A former government scientist who has fallen into disgrace, Dr. Ira Kane (Duchovny) wins over his students by giving most of them high grades. (Where was he when I needed him in my Biology and Chemistry classes?) He seems to view teaching as a lark, even to the point of joking with two dense brothers for turning in the same short essay about "cells." This scene is a gem. Whenever I think of Duchovny reading the boys’ two-sentence paper about a prison cell, it still makes me laugh out loud. Geology professor Harry Bloch (Jones) is just as offbeat as his colleague Kane. Bloch prefers coaching the women’s volleyball team and practicing "Solid Gold" dance routines to instructing classes.

Kane and Bloch are an unlikely team of heroes. Still, these fun-loving academics recognize the crashed meteor as an opportunity to gain respect in the scientific community and to make some big bucks. Bloch asks Kane, "Is the Nobel Prize paid in installments?" (Come to think of it, that’s what I’d like to know about the Pulitzer.) I found Duchovny’s laid back tongue-in-cheek attitude just as appealing here as it is in his X-Files portrayal of Agent Fox Mulder. Jones’s performance, lively but toned down a notch from his wacky pilot role in "Say It Isn’t So," worked for me too. He’s especially funny while shouting a panicked "There’s a fly in my suit!" as an alien insect penetrates his safety outfit. Duchovny and Jones play off each other with excellent comic timing. Although not quite another Bud Abbott and Lou Costello, they’re lots of fun to watch as they fight the military bureaucracy together over alien specimens they were the first to discover.

But, oh how I wish Julianne Moore (Hannibal) were not a member of the movie’s otherwise hilarious sci-fi group! Playing a klutzy but determined epidemiologist for the Centers for Disease Control and Prevention, her attempts at pratfalls are pathetic rather than humorous. I couldn’t believe my eyes when one of those tumbles revealed a garter belt and silk stockings under her short skirt. Hey, I guess every dedicated female scientist wears something like this while working at a desert research site. If so, I have a suggestion. New inventions are available now that could help them be more comfortable on the job. They’re called SLACKS, JEANS, and PANT SUITS. Try them! Regrettably, Moore also displays her usual deadpan expression in most of her scenes, despite the need for at least some kind of excited look while saying such lines as "I would rock your world" to the man she loves.

Young actor Seann William Scott (Road Trip) fares much better. Portraying a wannabe fireman whose car gets hit by the meteor, Scott appears on screen almost as much as Duchovny and Jones and manages to steal some scenes with his naivete and off-key singing. His character insists on warbling "You Are So Beautiful" over a shopping mall microphone, hoping to lure one of the alien creatures to its doom. It’s a very comical bit --- except for the creature, of course.

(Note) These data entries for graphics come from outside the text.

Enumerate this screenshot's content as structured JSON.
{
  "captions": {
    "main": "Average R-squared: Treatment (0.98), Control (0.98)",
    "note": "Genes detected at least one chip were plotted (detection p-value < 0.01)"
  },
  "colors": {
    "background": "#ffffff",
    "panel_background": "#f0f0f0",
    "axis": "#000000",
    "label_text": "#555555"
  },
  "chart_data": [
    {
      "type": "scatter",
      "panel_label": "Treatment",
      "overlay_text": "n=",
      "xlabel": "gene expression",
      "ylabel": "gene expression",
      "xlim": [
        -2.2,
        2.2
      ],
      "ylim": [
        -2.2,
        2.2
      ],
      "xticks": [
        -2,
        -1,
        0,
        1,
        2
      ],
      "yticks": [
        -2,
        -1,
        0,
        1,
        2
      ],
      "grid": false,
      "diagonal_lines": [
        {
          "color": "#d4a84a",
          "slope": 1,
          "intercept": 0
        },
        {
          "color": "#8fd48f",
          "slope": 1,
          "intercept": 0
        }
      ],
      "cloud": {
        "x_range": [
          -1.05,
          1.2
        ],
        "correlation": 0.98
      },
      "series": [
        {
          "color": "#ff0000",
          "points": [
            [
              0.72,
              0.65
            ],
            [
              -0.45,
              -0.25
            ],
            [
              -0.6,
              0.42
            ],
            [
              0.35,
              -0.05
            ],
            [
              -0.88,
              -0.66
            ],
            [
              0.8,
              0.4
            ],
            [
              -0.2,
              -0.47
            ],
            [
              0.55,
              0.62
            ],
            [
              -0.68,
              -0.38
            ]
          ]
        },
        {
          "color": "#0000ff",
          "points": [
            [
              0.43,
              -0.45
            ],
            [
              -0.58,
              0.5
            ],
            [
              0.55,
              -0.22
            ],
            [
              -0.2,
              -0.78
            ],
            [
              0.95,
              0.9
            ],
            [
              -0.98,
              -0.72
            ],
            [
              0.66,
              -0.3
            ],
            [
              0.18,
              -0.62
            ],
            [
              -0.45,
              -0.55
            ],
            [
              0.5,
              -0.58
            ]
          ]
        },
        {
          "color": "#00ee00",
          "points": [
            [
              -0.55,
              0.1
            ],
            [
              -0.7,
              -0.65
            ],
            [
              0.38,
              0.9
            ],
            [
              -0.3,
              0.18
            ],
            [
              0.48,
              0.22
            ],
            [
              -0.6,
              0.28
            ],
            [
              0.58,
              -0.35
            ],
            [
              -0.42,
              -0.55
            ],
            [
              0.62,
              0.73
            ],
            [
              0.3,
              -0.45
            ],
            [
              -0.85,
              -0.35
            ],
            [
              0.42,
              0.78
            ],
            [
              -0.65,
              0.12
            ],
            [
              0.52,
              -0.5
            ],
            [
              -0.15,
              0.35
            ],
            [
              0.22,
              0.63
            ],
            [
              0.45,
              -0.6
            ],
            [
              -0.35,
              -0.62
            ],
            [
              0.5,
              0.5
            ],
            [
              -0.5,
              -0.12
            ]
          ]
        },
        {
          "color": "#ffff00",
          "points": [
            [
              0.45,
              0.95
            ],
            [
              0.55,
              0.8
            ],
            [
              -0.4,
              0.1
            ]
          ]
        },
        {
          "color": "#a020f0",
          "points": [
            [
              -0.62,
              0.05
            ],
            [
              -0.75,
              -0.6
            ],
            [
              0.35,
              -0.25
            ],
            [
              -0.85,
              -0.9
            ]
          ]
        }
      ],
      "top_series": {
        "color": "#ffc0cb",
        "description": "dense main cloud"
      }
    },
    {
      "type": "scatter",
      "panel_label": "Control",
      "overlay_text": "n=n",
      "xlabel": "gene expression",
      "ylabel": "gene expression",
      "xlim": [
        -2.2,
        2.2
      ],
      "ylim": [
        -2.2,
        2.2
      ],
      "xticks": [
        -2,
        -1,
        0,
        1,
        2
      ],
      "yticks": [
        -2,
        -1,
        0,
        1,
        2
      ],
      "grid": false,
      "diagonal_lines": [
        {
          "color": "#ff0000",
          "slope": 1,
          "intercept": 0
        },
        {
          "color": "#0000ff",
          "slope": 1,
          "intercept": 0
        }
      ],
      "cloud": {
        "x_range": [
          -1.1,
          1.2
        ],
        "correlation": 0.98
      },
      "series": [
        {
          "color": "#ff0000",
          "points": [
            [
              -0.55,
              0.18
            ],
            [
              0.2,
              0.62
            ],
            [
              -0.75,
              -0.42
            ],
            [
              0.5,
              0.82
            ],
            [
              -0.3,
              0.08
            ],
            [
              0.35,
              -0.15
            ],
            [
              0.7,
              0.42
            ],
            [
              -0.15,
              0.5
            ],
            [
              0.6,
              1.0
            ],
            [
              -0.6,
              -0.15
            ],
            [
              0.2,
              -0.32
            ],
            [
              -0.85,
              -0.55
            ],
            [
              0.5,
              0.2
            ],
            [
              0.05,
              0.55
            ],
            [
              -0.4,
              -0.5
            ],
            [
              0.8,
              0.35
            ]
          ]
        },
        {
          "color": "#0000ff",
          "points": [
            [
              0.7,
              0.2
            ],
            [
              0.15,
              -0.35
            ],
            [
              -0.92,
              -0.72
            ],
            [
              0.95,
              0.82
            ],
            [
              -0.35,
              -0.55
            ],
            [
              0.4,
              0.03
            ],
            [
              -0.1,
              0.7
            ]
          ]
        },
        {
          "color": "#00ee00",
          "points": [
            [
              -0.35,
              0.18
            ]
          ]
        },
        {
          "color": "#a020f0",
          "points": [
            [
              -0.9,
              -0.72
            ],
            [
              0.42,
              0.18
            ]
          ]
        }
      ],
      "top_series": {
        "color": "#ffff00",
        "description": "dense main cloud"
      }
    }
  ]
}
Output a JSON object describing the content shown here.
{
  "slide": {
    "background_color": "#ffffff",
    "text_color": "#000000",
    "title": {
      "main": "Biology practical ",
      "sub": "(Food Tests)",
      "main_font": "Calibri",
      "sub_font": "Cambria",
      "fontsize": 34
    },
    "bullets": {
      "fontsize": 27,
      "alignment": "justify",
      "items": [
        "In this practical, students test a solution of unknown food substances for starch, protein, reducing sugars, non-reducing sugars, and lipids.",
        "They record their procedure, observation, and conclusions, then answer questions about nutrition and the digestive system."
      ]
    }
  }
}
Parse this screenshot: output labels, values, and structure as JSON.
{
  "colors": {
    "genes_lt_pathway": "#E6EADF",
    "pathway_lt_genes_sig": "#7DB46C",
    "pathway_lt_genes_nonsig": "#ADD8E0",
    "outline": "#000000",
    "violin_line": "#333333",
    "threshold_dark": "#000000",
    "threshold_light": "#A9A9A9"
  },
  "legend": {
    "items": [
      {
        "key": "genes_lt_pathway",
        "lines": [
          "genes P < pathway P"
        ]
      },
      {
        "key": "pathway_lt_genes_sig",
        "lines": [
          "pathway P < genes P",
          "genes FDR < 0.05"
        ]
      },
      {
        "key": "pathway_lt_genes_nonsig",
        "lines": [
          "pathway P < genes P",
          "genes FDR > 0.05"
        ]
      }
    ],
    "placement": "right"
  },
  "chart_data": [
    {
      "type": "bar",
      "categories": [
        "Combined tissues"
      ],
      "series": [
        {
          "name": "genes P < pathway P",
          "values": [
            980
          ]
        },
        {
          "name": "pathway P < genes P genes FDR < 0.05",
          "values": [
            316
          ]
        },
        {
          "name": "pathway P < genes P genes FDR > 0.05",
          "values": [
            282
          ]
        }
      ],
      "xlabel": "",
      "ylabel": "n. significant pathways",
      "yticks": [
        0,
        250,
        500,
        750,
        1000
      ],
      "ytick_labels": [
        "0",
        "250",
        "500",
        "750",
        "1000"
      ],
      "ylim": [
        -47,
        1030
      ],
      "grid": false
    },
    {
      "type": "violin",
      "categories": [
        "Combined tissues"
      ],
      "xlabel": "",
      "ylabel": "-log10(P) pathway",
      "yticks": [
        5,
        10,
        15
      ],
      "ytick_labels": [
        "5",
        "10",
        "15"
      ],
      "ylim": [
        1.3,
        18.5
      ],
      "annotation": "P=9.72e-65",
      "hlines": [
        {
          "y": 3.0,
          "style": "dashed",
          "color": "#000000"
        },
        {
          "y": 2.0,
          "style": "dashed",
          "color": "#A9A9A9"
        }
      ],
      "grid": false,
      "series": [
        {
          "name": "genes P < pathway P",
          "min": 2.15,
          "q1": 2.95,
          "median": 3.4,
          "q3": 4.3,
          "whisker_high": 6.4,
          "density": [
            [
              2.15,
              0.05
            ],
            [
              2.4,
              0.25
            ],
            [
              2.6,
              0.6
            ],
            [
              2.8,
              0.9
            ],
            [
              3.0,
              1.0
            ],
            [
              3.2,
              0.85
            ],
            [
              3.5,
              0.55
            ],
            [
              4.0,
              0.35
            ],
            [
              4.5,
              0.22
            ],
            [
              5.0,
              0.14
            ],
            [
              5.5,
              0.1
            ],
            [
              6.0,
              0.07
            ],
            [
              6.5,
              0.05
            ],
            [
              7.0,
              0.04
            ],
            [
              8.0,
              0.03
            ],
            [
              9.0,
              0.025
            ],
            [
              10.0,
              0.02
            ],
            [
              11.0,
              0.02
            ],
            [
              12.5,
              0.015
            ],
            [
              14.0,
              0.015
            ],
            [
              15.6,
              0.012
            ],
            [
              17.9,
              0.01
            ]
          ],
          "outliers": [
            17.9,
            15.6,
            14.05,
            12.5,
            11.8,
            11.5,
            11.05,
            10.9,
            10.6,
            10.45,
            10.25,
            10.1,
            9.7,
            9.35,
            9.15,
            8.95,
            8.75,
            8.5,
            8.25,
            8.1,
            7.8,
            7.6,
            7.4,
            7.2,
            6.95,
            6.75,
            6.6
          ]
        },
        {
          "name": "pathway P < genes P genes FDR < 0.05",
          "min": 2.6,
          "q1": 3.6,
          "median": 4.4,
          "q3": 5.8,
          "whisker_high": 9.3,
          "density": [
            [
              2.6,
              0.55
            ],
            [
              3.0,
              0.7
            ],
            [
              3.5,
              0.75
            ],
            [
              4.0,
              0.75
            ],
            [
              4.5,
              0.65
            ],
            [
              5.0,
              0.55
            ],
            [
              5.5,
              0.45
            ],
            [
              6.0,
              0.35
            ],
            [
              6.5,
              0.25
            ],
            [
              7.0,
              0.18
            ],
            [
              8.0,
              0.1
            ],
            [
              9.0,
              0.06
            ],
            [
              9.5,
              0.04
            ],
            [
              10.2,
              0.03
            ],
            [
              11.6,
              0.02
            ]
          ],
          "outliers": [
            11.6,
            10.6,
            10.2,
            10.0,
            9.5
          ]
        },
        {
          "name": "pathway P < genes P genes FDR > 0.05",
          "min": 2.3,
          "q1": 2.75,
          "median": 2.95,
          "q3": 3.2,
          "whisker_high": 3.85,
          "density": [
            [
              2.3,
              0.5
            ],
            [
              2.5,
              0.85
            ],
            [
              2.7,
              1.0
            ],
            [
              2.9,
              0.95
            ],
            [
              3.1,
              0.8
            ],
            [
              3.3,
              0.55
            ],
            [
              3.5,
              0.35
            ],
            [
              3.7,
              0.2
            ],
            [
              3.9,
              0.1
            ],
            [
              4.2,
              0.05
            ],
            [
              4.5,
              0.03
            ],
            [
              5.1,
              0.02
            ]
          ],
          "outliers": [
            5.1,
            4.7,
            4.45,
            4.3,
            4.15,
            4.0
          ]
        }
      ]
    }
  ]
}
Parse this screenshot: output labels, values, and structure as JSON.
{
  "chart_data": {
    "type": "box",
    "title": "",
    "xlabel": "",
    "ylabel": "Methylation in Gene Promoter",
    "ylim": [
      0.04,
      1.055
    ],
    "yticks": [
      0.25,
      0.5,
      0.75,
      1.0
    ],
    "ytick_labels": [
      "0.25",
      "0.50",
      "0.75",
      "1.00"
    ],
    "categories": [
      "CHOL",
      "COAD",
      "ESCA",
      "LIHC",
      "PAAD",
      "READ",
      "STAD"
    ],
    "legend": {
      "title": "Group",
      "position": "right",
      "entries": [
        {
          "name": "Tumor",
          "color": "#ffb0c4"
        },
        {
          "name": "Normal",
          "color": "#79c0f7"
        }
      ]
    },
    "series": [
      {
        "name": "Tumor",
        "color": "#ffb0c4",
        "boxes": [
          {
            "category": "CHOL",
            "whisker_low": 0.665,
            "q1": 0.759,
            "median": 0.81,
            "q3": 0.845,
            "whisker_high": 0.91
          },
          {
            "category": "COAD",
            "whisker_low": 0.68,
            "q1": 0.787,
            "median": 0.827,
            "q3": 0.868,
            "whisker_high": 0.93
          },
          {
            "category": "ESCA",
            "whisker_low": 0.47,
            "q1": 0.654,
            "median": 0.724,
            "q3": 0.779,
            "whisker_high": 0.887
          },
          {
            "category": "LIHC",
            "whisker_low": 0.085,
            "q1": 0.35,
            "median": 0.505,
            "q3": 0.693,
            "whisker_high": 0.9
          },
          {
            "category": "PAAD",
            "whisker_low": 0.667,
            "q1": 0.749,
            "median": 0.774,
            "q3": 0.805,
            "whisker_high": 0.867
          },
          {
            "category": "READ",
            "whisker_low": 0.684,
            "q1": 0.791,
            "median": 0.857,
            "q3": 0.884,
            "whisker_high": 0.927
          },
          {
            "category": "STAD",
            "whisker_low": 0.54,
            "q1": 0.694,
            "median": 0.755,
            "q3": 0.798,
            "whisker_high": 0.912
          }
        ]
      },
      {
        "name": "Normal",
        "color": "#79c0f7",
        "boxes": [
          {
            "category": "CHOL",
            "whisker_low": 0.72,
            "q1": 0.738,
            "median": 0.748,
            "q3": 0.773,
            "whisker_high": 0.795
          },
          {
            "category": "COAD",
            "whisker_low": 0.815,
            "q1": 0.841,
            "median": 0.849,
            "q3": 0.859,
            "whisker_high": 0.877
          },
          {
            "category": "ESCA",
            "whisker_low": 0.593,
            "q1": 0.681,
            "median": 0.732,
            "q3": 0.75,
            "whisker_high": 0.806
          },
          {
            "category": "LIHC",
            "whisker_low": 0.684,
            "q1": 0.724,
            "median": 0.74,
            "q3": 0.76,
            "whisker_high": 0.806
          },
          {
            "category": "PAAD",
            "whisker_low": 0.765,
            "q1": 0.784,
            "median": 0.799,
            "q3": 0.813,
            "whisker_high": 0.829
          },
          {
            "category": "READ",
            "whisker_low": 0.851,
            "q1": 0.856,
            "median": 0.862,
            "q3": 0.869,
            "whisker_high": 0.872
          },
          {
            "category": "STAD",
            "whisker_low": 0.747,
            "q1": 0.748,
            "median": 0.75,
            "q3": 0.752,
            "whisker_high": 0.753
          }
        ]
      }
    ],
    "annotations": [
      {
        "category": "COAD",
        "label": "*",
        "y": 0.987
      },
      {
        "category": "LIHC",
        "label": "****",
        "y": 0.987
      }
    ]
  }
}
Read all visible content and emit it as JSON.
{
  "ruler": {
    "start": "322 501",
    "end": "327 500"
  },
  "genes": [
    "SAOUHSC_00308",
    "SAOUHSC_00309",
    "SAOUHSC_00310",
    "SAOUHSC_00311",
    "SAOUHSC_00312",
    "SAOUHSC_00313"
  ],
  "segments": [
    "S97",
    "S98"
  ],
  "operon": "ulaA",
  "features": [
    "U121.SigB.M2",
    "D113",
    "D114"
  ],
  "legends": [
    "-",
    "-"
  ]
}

Evolution’s creatures are extraordinary in their variety and imaginative characteristics. Naturally, I realize every sci-fi movie these days has its share of amazing ones, thanks to the wonders of computer technology. I remember being dazzled by the exotic monsters in Men in Black, frightened by the huge dinosaurs of Jurassic Park, and stunned by The Phantom Menace’s marching androids. Nevertheless, because Evolution shows the rapid growth and development of life forms from tiny cells to gigantic pulsating organisms, these creatures are something special. I marveled at the film’s wild variations of alien spiders and dragonflies as well as its creative walking logs, adorable dog, flying monster, and giant amoeba.

All right, students, let’s review what we’ve learned from today’s science lesson. We’ve discovered it’s important to watch out for meteors. Why? Because they have the power not only to destroy cars but also to transport the beginnings of an alien world. And that could mean the end of mankind. So here’s your next assignment. Find out how to eliminate these creatures if such a disaster occurs. I’ll give you a hint. The best weapon is a product many of you have in your own bathrooms. Boys and girls who come back tomorrow with the correct answer will earn an "A+." Class dismissed.

(Released by DreamWorks and Columbia Pictures and rated "PG-13" for crude and sexual humor, and for sci-fi action.)